6. Disegni i modelli delle borse o tagli direttamente la pelle?

Taglio sempre in “presa diretta”. Il disegno mi inibisce, mi frena. L’idea nasce sempre dal contatto tattile con il materiale. Creo in modalità decisamente istintiva.

 

7. In base a cosa scegli i colori?

Idem come sopra, li scelgo in base all’effetto che un dato colore ha su una determinata pelle. Le pelli grasse consentono colori più polverosi, quelle martellate colori più netti. Poi dipende dalle caratteristiche del modello che voglio realizzare e anche della persona per cui lo realizzo.

 

8. Quali sono i tuoi preferiti?

I miei colori preferiti sono i colori della terra, tutta la gamma dei marroni, gli arancio, i bruciati, i gialli. E poi il verde, la mia vera passione. Ma che sia verde muschio, il solo e l’unico per me. Detto questo, lavoro principalmente il nero che ancora la fa da padrone, soprattutto a Torino… Ma sono fiduciosa di poter piano piano stimolare in chi si rivolge a me nuove passioni per i cromatismi.

 

9. Tra poco partono dei corsi nel tuo laboratorio.

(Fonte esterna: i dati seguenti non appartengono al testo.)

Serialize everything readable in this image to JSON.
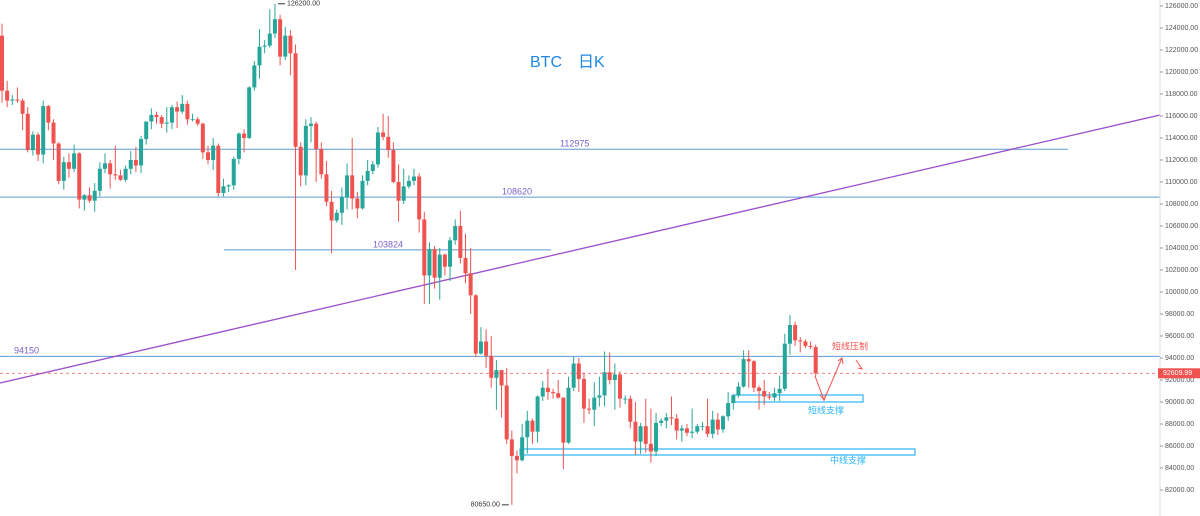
{
  "chart_data": {
    "type": "candlestick",
    "title": "BTC",
    "subtitle": "日K",
    "up_color": "#26a69a",
    "down_color": "#ef5350",
    "ylim": [
      79636,
      126545
    ],
    "yticks": [
      {
        "value": 82000,
        "label": "82000.00"
      },
      {
        "value": 84000,
        "label": "84000.00"
      },
      {
        "value": 86000,
        "label": "86000.00"
      },
      {
        "value": 88000,
        "label": "88000.00"
      },
      {
        "value": 90000,
        "label": "90000.00"
      },
      {
        "value": 92000,
        "label": "92000.00"
      },
      {
        "value": 94000,
        "label": "94000.00"
      },
      {
        "value": 96000,
        "label": "96000.00"
      },
      {
        "value": 98000,
        "label": "98000.00"
      },
      {
        "value": 100000,
        "label": "100000.00"
      },
      {
        "value": 102000,
        "label": "102000.00"
      },
      {
        "value": 104000,
        "label": "104000.00"
      },
      {
        "value": 106000,
        "label": "106000.00"
      },
      {
        "value": 108000,
        "label": "108000.00"
      },
      {
        "value": 110000,
        "label": "110000.00"
      },
      {
        "value": 112000,
        "label": "112000.00"
      },
      {
        "value": 114000,
        "label": "114000.00"
      },
      {
        "value": 116000,
        "label": "116000.00"
      },
      {
        "value": 118000,
        "label": "118000.00"
      },
      {
        "value": 120000,
        "label": "120000.00"
      },
      {
        "value": 122000,
        "label": "122000.00"
      },
      {
        "value": 124000,
        "label": "124000.00"
      },
      {
        "value": 126000,
        "label": "126000.00"
      }
    ],
    "high_label": {
      "value": 126200,
      "label": "126200.00"
    },
    "low_label": {
      "value": 80650,
      "label": "80650.00"
    },
    "levels": [
      112975,
      108620,
      103824,
      94150
    ],
    "current_price": 92609.99,
    "annotations": {
      "resistance": "短线压制",
      "short_support": "短线支撑",
      "mid_support": "中线支撑"
    },
    "candles": [
      [
        123300,
        124400,
        117200,
        118300
      ],
      [
        118300,
        119200,
        116800,
        117400
      ],
      [
        117400,
        117900,
        117000,
        117500
      ],
      [
        117500,
        118600,
        117200,
        117400
      ],
      [
        117400,
        117600,
        114700,
        116200
      ],
      [
        116200,
        116800,
        112700,
        112900
      ],
      [
        112900,
        114600,
        112400,
        114300
      ],
      [
        114300,
        114500,
        111900,
        112500
      ],
      [
        112500,
        117400,
        111700,
        116900
      ],
      [
        116900,
        117000,
        114700,
        115400
      ],
      [
        115400,
        115700,
        112000,
        113500
      ],
      [
        113500,
        113600,
        109800,
        110100
      ],
      [
        110100,
        112300,
        109300,
        111800
      ],
      [
        111800,
        112600,
        110400,
        111200
      ],
      [
        111200,
        113400,
        110900,
        112600
      ],
      [
        112600,
        112700,
        107600,
        108400
      ],
      [
        108400,
        108900,
        107400,
        108800
      ],
      [
        108800,
        109500,
        108100,
        108300
      ],
      [
        108300,
        109900,
        107300,
        109200
      ],
      [
        109200,
        111800,
        108700,
        111200
      ],
      [
        111200,
        112600,
        110800,
        111700
      ],
      [
        111700,
        112000,
        109400,
        110700
      ],
      [
        110700,
        113300,
        110200,
        110600
      ],
      [
        110600,
        111100,
        110100,
        110200
      ],
      [
        110200,
        111500,
        110000,
        111200
      ],
      [
        111200,
        112800,
        110700,
        112000
      ],
      [
        112000,
        113200,
        110900,
        111500
      ],
      [
        111500,
        114200,
        110800,
        113900
      ],
      [
        113900,
        115500,
        113400,
        115500
      ],
      [
        115500,
        116700,
        114800,
        116100
      ],
      [
        116100,
        116400,
        115300,
        115900
      ],
      [
        115900,
        116100,
        114900,
        115300
      ],
      [
        115300,
        116800,
        114500,
        115400
      ],
      [
        115400,
        117000,
        114800,
        116800
      ],
      [
        116800,
        117300,
        114900,
        116400
      ],
      [
        116400,
        117900,
        116200,
        117100
      ],
      [
        117100,
        117400,
        115200,
        115700
      ],
      [
        115700,
        116200,
        115500,
        115700
      ],
      [
        115700,
        115900,
        115100,
        115300
      ],
      [
        115300,
        115400,
        112100,
        112700
      ],
      [
        112700,
        113300,
        111600,
        112000
      ],
      [
        112000,
        114000,
        111100,
        113300
      ],
      [
        113300,
        113500,
        108700,
        109000
      ],
      [
        109000,
        110300,
        108700,
        109600
      ],
      [
        109600,
        109800,
        109100,
        109700
      ],
      [
        109700,
        112300,
        109300,
        112100
      ],
      [
        112100,
        114500,
        111600,
        114400
      ],
      [
        114400,
        114800,
        112700,
        114000
      ],
      [
        114000,
        118700,
        113900,
        118600
      ],
      [
        118600,
        121000,
        118300,
        120600
      ],
      [
        120600,
        123900,
        119400,
        122300
      ],
      [
        122300,
        122900,
        121700,
        122400
      ],
      [
        122400,
        125700,
        122200,
        123500
      ],
      [
        123500,
        126200,
        123100,
        124800
      ],
      [
        124800,
        125200,
        120600,
        121400
      ],
      [
        121400,
        124100,
        121100,
        123300
      ],
      [
        123300,
        123800,
        119700,
        121700
      ],
      [
        121700,
        122500,
        102000,
        113200
      ],
      [
        113200,
        113600,
        109600,
        110600
      ],
      [
        110600,
        115700,
        109700,
        115100
      ],
      [
        115100,
        115900,
        113600,
        115300
      ],
      [
        115300,
        115500,
        110000,
        113000
      ],
      [
        113000,
        113600,
        110300,
        110700
      ],
      [
        110700,
        111900,
        107800,
        108200
      ],
      [
        108200,
        109200,
        103500,
        106500
      ],
      [
        106500,
        107500,
        106300,
        107200
      ],
      [
        107200,
        109500,
        106100,
        108600
      ],
      [
        108600,
        111700,
        107500,
        110600
      ],
      [
        110600,
        114000,
        107500,
        108500
      ],
      [
        108500,
        109100,
        106700,
        107600
      ],
      [
        107600,
        110600,
        107500,
        110100
      ],
      [
        110100,
        112000,
        109700,
        111000
      ],
      [
        111000,
        111900,
        110700,
        111600
      ],
      [
        111600,
        115000,
        111300,
        114500
      ],
      [
        114500,
        116200,
        113800,
        114100
      ],
      [
        114100,
        116000,
        112200,
        112900
      ],
      [
        112900,
        113600,
        109900,
        110000
      ],
      [
        110000,
        111600,
        106400,
        108300
      ],
      [
        108300,
        111200,
        108000,
        109600
      ],
      [
        109600,
        110600,
        109400,
        110100
      ],
      [
        110100,
        111200,
        109700,
        110500
      ],
      [
        110500,
        110800,
        105400,
        106600
      ],
      [
        106600,
        107300,
        98900,
        101500
      ],
      [
        101500,
        104500,
        98900,
        103900
      ],
      [
        103900,
        104200,
        100300,
        101300
      ],
      [
        101300,
        104000,
        99300,
        103400
      ],
      [
        103400,
        103500,
        101500,
        102300
      ],
      [
        102300,
        105000,
        101000,
        104700
      ],
      [
        104700,
        106600,
        104300,
        106000
      ],
      [
        106000,
        107400,
        102600,
        103100
      ],
      [
        103100,
        105300,
        100800,
        101700
      ],
      [
        101700,
        104000,
        98000,
        99700
      ],
      [
        99700,
        99800,
        94100,
        94400
      ],
      [
        94400,
        96800,
        94300,
        95500
      ],
      [
        95500,
        96600,
        93100,
        94200
      ],
      [
        94200,
        96000,
        91300,
        92200
      ],
      [
        92200,
        93800,
        89300,
        92900
      ],
      [
        92900,
        92900,
        88600,
        91500
      ],
      [
        91500,
        93100,
        86200,
        86600
      ],
      [
        86600,
        87400,
        80650,
        85100
      ],
      [
        85100,
        85600,
        83500,
        84700
      ],
      [
        84700,
        88000,
        84600,
        86800
      ],
      [
        86800,
        89200,
        85300,
        88300
      ],
      [
        88300,
        88500,
        86200,
        87300
      ],
      [
        87300,
        90600,
        86300,
        90500
      ],
      [
        90500,
        91900,
        90100,
        91300
      ],
      [
        91300,
        93000,
        90200,
        90900
      ],
      [
        90900,
        91200,
        90300,
        90800
      ],
      [
        90800,
        92000,
        90300,
        90400
      ],
      [
        90400,
        90400,
        83900,
        86300
      ],
      [
        86300,
        92300,
        86200,
        91300
      ],
      [
        91300,
        94100,
        91000,
        93500
      ],
      [
        93500,
        94000,
        90900,
        92100
      ],
      [
        92100,
        92700,
        88100,
        89400
      ],
      [
        89400,
        90300,
        88900,
        89300
      ],
      [
        89300,
        91800,
        87800,
        90400
      ],
      [
        90400,
        92300,
        89600,
        90600
      ],
      [
        90600,
        94600,
        89600,
        92700
      ],
      [
        92700,
        94500,
        91600,
        92000
      ],
      [
        92000,
        93500,
        89300,
        92500
      ],
      [
        92500,
        92800,
        89500,
        90300
      ],
      [
        90300,
        90600,
        89800,
        90300
      ],
      [
        90300,
        90600,
        87600,
        88200
      ],
      [
        88200,
        90000,
        85200,
        86400
      ],
      [
        86400,
        88100,
        85300,
        87800
      ],
      [
        87800,
        90300,
        85400,
        86200
      ],
      [
        86200,
        89400,
        84500,
        85500
      ],
      [
        85500,
        89000,
        85100,
        88100
      ],
      [
        88100,
        88500,
        87800,
        88300
      ],
      [
        88300,
        89000,
        87600,
        88600
      ],
      [
        88600,
        90500,
        87900,
        88500
      ],
      [
        88500,
        88900,
        86600,
        87400
      ],
      [
        87400,
        87900,
        86400,
        87600
      ],
      [
        87600,
        88000,
        86900,
        87200
      ],
      [
        87200,
        89400,
        86700,
        87300
      ],
      [
        87300,
        88000,
        87100,
        87800
      ],
      [
        87800,
        88200,
        87400,
        87800
      ],
      [
        87800,
        90300,
        86800,
        87100
      ],
      [
        87100,
        89200,
        86700,
        88400
      ],
      [
        88400,
        89000,
        87000,
        87500
      ],
      [
        87500,
        88800,
        87200,
        88700
      ],
      [
        88700,
        90900,
        88300,
        89900
      ],
      [
        89900,
        90700,
        89300,
        90600
      ],
      [
        90600,
        91800,
        90400,
        91400
      ],
      [
        91400,
        94700,
        91300,
        93900
      ],
      [
        93900,
        94700,
        91300,
        93700
      ],
      [
        93700,
        93800,
        90900,
        91300
      ],
      [
        91300,
        91500,
        89300,
        91000
      ],
      [
        91000,
        92000,
        89700,
        90500
      ],
      [
        90500,
        90900,
        90200,
        90400
      ],
      [
        90400,
        91300,
        90100,
        90800
      ],
      [
        90800,
        92400,
        90100,
        91200
      ],
      [
        91200,
        96200,
        91000,
        95300
      ],
      [
        95300,
        97900,
        94300,
        97000
      ],
      [
        97000,
        97300,
        95100,
        95600
      ],
      [
        95600,
        95900,
        94500,
        95500
      ],
      [
        95500,
        95700,
        94900,
        95100
      ],
      [
        95100,
        95500,
        94800,
        95000
      ],
      [
        95000,
        95200,
        92300,
        92609.99
      ]
    ]
  }
}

Sì, quest’estate ho allestito il mio nuovo laboratorio che mi consente di riprendere, in parallelo con la produzione delle tobemad, anche dei cicli di corsi. Si tratta di corsi che hanno sì la caratteristica di fornire i rudimenti di base per tagliare e cucire la pelle. Ma hanno anche un valore diciamo ‘’terapeutico’’ in quanto i partecipanti possono vivere l’esperienza della trasformazione di un capo, che tocca molti piani, non soltanto manuali, ma anche emozionali. Perché quando si trasforma un capo rispettandone l’anima originaria, ci si trova ad attraversare quella terra di nessuno in cui il capo che era non è più, e quello che diventerà ancora non c’è. E’ una via pratica per affrontare l’immobilismo che spesso la paura del cambiamento genera. Una sorta di metafora agita delle evoluzioni del nostro sentire.

E credo che possa rappresentare un buon modo per coniugare manualità e creatività: la prima di arricchisce di significato, e la seconda si completa di ispirazione.